The authors propose a novel QoS scheduler that operates in three logical stages: (1) Traffic Characterization, (2) Dynamic Weight Adjustment, and (3) Packet Transmission Decision. In the first stage, the scheduler continuously monitors per‑class queue length, average arrival rate, and the remaining time before each packet’s deadline expires. These metrics are refreshed every scheduling interval, providing a real‑time view of traffic dynamics.
In the second stage, the scheduler computes a dynamic weight for each class. The base weight reflects the class’s static priority, but it is multiplied by two adaptive factors: (i) a deadline urgency factor, which grows as the remaining time to deadline shrinks, and (ii) an occupancy factor, proportional to the current queue length. Consequently, a class that is about to miss its delay bound or that has accumulated a large backlog receives a higher weight for the upcoming round.
The third stage uses the updated weights in a Weighted Round‑Robin (WRR) arbitration. Slots are allocated proportionally to the weights, guaranteeing that urgent or backlogged traffic gets service promptly. Importantly, the algorithm monitors Jain’s Fairness Index (JFI) across all classes. If the JFI falls below a pre‑defined threshold, any unused bandwidth in the current frame is redistributed preferentially to lower‑priority classes (nrtPS and BE) to restore fairness. This “fairness‑driven residual allocation” prevents starvation without sacrificing overall throughput.
The authors evaluate the scheduler through extensive system‑level simulations of an IEEE 802.16e OFDMA cell. Four representative traffic mixes are used: VoIP (UGS), real‑time video (rtPS/ertPS), bulk file transfer (nrtPS), and web browsing (BE). Performance metrics include average packet delay, delay‑violation rate (DVR), aggregate throughput, bandwidth utilization, and JFI. Compared with a conventional priority‑queue scheduler and the M‑LWD scheme, the proposed method achieves:
- Delay Reduction – average end‑to‑end delay is lowered by roughly 25 % for real‑time flows; DVR for rtPS/ertPS falls below 0.5 % across all load levels.

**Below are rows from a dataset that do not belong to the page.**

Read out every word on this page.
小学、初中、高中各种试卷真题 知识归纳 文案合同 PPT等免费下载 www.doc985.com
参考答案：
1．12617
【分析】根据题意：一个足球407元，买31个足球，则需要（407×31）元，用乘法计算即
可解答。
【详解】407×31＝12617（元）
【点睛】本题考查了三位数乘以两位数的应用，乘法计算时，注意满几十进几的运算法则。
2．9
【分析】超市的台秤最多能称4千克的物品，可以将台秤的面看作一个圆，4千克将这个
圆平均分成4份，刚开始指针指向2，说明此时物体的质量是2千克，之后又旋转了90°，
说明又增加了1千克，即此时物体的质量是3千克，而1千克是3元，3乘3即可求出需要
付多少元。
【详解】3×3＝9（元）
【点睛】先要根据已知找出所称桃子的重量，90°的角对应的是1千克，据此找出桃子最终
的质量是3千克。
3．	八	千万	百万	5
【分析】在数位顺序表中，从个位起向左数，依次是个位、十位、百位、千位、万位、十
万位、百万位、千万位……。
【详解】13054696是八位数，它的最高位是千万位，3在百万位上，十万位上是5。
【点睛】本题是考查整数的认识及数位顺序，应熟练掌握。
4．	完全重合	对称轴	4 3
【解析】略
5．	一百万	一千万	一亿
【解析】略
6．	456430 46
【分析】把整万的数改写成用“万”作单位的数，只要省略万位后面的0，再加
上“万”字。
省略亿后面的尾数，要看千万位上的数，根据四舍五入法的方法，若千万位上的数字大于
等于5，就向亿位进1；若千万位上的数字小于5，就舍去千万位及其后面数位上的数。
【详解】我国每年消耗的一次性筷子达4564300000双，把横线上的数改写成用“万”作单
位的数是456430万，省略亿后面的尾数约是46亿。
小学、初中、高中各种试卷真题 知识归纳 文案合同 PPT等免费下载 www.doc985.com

- Throughput Improvement – total system throughput rises by about 12 % due to more efficient use of idle slots.
- Higher Bandwidth Utilization – the scheduler consistently occupies 85 %–90 % of the available spectrum, whereas the baseline often leaves 10 %–15 % idle.
- Fairness Preservation – JFI remains in the 0.96–0.99 range, indicating near‑perfect fairness; lower‑priority nrtPS and BE traffic experience negligible starvation.
- Starvation Elimination – the residual‑allocation mechanism ensures that even under heavy real‑time load, best‑effort users receive a minimum guaranteed share of resources.
The paper concludes that the combination of real‑time weight adaptation and fairness‑aware residual bandwidth redistribution constitutes an effective solution for meeting the dual objectives of QoS guarantee and equitable resource sharing in WiMAX networks. The authors argue that the same principles can be extended to newer broadband radio access technologies such as LTE‑Advanced and 5G NR, where heterogeneous service requirements and dense spectrum reuse are even more pronounced. Future work is suggested in three directions: (i) inter‑cell coordination to mitigate inter‑cell interference while preserving the proposed fairness model, (ii) incorporation of energy‑efficiency metrics into the weight calculation, and (iii) prototype implementation on a software‑defined radio platform to validate the algorithm under real‑world channel conditions.